In `DeltaABC,BC=1,sin.(A)/2=x_1,sin.(B)/2=x_2,cos.(A)/2=x_3andcos.(B)/2=x_4" with "(x_1/x_2)^2007-(x_3/x_4)^2006=0`
If `angleA=90^@`, then area of `DeltaABC` is

To find the area of triangle ABC given the conditions, we can follow these steps: ### Step 1: Understand the Triangle Configuration Given that angle A = 90°, triangle ABC is a right-angled triangle with BC = 1. We need to determine the lengths of sides AB and AC. ### Step 2: Analyze the Given Conditions We have: - \( \frac{\sin(A/2)}{2} = x_1 \) - \( \frac{\sin(B/2)}{2} = x_2 \) - \( \frac{\cos(A/2)}{2} = x_3 \) - \( \frac{\cos(B/2)}{2} = x_4 \) Since angle A = 90°, we can find: - \( A/2 = 45° \) so \( \sin(45°) = \frac{\sqrt{2}}{2} \) and \( \cos(45°) = \frac{\sqrt{2}}{2} \) Thus, - \( x_1 = \frac{\sqrt{2}/2}{2} = \frac{\sqrt{2}}{4} \) - \( x_3 = \frac{\sqrt{2}/2}{2} = \frac{\sqrt{2}}{4} \) ### Step 3: Determine Angle B Since triangle ABC is a right triangle and angle A = 90°, the sum of angles B and C must be 90°. Therefore, if we let angle B = x, then angle C = 90° - x. ### Step 4: Use the Given Condition The condition given is: \[ \left(\frac{x_1}{x_2}\right)^{2007} - \left(\frac{x_3}{x_4}\right)^{2006} = 0 \] This implies: \[ \frac{x_1}{x_2} = \frac{x_3}{x_4} \] Since we have \( x_1 = x_3 \), we can conclude that \( x_2 = x_4 \). ### Step 5: Equate Angles From the equality \( x_2 = x_4 \), we can conclude: \[ \sin(B/2) = \cos(B/2) \] This implies that \( B/2 = 45° \) or \( B = 90° \), which means angle B = 45° and angle C = 45°. ### Step 6: Determine the Lengths of Sides In a 45°-45°-90° triangle, the lengths of the legs are equal. Let the lengths of AB and AC be x.
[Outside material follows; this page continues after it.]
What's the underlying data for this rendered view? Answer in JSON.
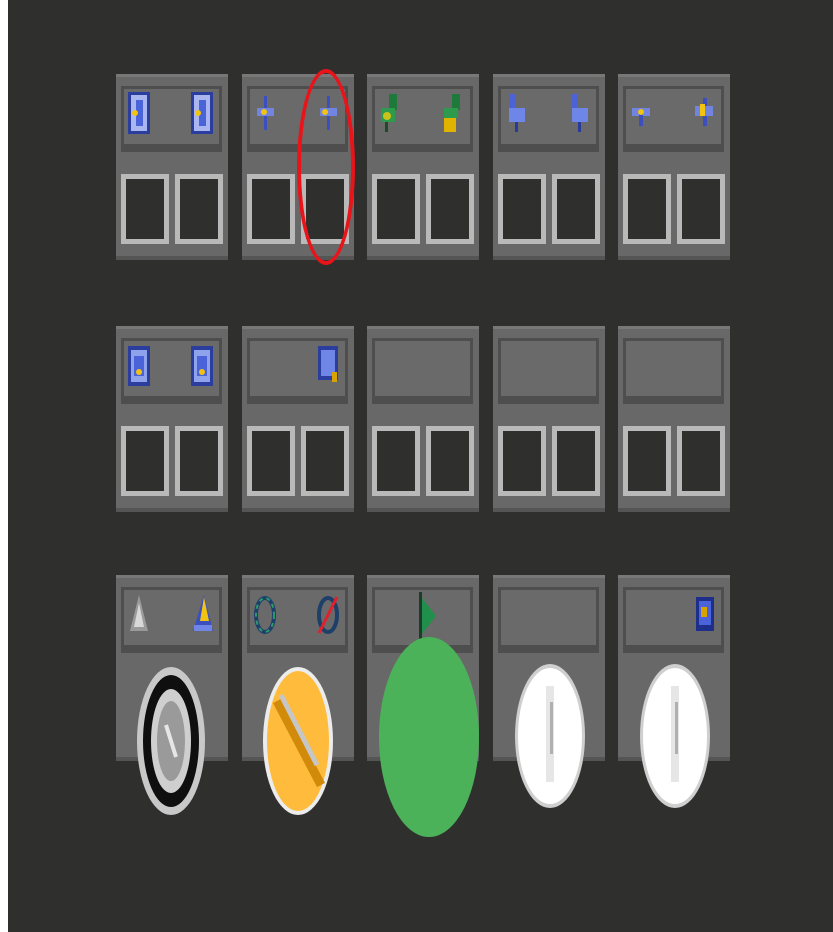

By the Pythagorean theorem: \[ AB^2 + AC^2 = BC^2 \] Substituting the known values: \[ x^2 + x^2 = 1^2 \] \[ 2x^2 = 1 \implies x^2 = \frac{1}{2} \implies x = \frac{1}{\sqrt{2}} = \frac{\sqrt{2}}{2} \] ### Step 7: Calculate the Area The area \( A \) of triangle ABC is given by: \[ A = \frac{1}{2} \times AB \times AC = \frac{1}{2} \times x \times x = \frac{1}{2} \times \left(\frac{\sqrt{2}}{2}\right) \times \left(\frac{\sqrt{2}}{2}\right) \] \[ A = \frac{1}{2} \times \frac{2}{4} = \frac{1}{4} \] ### Final Answer The area of triangle ABC is \( \frac{1}{4} \).